There are a number of limitations in the present study. First, patients mainly lay in supine position during MRI, while surgery was carried out in prone position. However, it is not clear whether the position of the aorta changes from supine position to prone position. Second, the vertebral rotation mainly affects the coronal balance, while its influence on sagittal balance remains elusive. Therefore, the conclusion may not be applicable to all ADS cases. Third, the number of the cases in the current study was relatively small, thus, further studies with larger sample size need to be conducted.
Conclusion
In summary, there was a positive correlation among vertebral rotation, Cobb angle, and coronal horizontal movement, and it was revealed that vertebral rotation degree could be calculated by Cobb angle or coronal movement without MRI findings. Surgeons can use this strategy to evaluate the severity of deformity for patient with ADS. There was no significant correlation between the vertebral rotation and the position of the aorta, which indicated that the aorta was maintained in a relatively normal position in patients with ADS. Thus, the approach is of great significance for surgeons in order to avoid aortic injury.
Footnotes
Acknowledgements
We acknowledge Yonggang Zhang who contributed towards the study by making substantial contributions to design and acquisition of data.
Author contributions
Yan Liang carried out the molecular genetic studies, participated in the sequence alignment and drafted the manuscript. Shuai Xu and Yongfei Zhao participated in the design of the study and performed the statistical analysis. Keya Mao and Haiying Liu conceived of the study, and participated in its design and coordination and helped to draft the manuscript. All authors read and approved the final manuscript.
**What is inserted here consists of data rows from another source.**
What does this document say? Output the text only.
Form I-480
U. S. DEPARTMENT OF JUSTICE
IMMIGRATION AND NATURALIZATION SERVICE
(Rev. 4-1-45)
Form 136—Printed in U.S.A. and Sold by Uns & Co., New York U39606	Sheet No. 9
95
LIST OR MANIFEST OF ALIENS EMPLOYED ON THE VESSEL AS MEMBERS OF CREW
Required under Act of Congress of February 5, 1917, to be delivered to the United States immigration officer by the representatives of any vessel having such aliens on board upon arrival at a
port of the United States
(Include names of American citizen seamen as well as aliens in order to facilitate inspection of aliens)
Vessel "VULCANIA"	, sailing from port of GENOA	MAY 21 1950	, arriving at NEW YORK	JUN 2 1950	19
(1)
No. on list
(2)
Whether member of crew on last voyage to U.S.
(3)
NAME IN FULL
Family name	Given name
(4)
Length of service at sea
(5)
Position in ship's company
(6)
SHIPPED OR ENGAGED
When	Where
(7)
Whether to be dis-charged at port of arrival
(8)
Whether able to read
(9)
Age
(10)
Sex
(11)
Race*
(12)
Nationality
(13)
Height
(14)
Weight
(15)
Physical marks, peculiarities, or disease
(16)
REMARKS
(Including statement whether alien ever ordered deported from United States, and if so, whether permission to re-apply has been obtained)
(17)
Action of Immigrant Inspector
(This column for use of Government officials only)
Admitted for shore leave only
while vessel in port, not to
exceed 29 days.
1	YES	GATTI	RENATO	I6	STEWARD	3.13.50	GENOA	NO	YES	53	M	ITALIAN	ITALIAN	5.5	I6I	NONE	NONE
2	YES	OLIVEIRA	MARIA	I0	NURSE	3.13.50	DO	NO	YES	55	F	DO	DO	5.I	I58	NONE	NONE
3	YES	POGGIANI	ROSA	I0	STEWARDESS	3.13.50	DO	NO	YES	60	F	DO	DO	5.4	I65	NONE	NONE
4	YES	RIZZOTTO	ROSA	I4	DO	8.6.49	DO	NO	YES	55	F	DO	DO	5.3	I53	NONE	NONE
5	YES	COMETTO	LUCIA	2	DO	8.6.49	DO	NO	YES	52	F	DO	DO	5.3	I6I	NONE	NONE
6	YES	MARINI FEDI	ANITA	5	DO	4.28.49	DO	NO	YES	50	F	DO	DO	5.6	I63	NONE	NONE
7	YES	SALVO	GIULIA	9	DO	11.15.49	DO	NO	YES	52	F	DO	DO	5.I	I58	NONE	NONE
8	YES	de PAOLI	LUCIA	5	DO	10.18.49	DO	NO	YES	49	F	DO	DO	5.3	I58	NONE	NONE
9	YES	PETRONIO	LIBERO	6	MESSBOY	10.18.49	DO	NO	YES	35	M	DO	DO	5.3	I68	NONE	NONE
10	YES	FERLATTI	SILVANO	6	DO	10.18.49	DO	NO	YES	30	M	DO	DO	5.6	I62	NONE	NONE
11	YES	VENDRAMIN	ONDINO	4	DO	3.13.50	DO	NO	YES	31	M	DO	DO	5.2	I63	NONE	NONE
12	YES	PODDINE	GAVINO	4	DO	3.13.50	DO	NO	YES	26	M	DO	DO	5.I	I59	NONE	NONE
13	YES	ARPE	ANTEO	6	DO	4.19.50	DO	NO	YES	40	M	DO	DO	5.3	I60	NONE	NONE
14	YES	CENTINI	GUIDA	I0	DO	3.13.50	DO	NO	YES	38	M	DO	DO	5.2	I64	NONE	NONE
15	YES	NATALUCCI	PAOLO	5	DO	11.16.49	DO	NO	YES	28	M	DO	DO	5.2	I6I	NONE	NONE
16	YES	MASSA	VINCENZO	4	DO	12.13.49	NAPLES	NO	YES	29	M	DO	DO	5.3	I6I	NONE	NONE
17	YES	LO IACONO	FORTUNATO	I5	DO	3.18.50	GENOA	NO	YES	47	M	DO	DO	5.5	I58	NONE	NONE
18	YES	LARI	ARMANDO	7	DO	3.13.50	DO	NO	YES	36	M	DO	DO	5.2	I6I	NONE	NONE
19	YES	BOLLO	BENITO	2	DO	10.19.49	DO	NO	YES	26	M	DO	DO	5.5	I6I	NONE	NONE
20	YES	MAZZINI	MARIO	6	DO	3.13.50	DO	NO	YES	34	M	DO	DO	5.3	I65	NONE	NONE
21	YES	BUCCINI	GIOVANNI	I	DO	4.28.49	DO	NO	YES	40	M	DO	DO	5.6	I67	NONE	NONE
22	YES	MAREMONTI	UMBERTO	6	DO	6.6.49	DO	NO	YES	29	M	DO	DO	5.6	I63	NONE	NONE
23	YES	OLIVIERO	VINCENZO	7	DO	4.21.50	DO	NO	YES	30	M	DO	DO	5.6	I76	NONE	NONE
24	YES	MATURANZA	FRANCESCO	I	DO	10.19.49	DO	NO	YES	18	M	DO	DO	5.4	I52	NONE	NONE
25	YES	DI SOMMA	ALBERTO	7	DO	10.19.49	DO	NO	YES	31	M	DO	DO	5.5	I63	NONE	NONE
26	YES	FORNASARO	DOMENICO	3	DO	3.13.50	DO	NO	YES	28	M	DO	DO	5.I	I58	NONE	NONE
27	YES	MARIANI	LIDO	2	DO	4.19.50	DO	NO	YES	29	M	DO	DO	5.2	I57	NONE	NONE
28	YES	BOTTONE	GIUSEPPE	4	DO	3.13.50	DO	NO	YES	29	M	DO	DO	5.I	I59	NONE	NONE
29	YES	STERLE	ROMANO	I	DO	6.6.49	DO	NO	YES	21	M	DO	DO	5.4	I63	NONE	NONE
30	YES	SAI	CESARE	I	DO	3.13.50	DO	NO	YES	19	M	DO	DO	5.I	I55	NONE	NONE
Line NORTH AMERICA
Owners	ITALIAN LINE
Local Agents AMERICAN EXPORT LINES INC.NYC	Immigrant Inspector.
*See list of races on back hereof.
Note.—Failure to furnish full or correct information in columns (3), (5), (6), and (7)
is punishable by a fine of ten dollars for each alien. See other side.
Availability of data and materials
Please contact author for data requests.
Conflict of interest statement
The authors declare that there is no conflict of interest.
Consent for publication
All individual persons’ consent to publish their data.
Ethics statement
This retrospective study was approved by the Institutional Review Board (IRB) of Peking University People’s Hospital and 301 Hospital.
Funding
The authors disclosed receipt of the following financial support for the research, authorship, and/or publication of this article: National Natural Science Foundation of China. NO: 51772328. National Key R&D Program of China (grant number: 2016YFC0105606). The procurement of Government of National Health Commission of China, Grant number: 2127000218.
Informed consent
All patients involved in the study consent to participate in the study. And the written consent has been obtained from all the patients.